There is "pretty compelling" evidence that Government listening post GCHQ is passing information to the US to help it locate targets for controversial drone attacks, it was claimed last night.
Former director of public prosecutions Lord Macdonald said the British people had a right to know if the agency was helping the US secret services to find al Qaida and Taliban targets in Pakistan.
Pakistan has repeatedly protested over the unmanned attacks claiming it is a "violation of its sovereignty and international law".
Lord Macdonald told The Times: "The evidence is pretty compelling that we are providing that kind of information to the Americans... The British people have a right to know about the policies being pursued by their Government."
He added: "I've been to Pakistan and I have seen what drone strikes can do. Innocent people do get killed as a result of misplaced strikes. It is also succeeding in creating a new generation of people with huge resentment against the West, fuelling the kind of terrorism we are trying to fight. The fact this is one-sided, mechanised and robotic gives these strikes a particularly sinister dimension."

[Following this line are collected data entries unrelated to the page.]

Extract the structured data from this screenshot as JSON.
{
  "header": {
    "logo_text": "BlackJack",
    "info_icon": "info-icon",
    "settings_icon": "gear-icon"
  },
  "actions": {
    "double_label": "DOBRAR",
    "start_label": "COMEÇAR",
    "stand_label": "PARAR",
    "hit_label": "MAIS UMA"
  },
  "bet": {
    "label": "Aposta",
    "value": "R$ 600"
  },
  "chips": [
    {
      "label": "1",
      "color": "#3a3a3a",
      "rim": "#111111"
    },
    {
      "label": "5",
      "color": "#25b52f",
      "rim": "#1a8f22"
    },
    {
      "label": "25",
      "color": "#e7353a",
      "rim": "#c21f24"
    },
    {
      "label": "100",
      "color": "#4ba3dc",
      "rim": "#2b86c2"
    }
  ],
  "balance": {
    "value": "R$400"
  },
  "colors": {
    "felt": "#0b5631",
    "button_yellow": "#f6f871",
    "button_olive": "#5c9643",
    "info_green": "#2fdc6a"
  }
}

It comes after reports that a GCHQ official admitted the agency was proud of providing "locational intelligence" to the CIA.
Lord Macdonald said: "If that is right, it strikes me as difficult for the Government to sustain the position that they are not going to comment. Presumably if GCHQ are saying that, then one presumes they are reflecting government policy in saying it."
Earlier this year David Anderson, the independent reviewer of terrorism legislations, warned the Government faces a raft of civil cases over possible complicity.
A Foreign Office spokesman said: "It's the UK's long-standing policy not to comment on intelligence matters."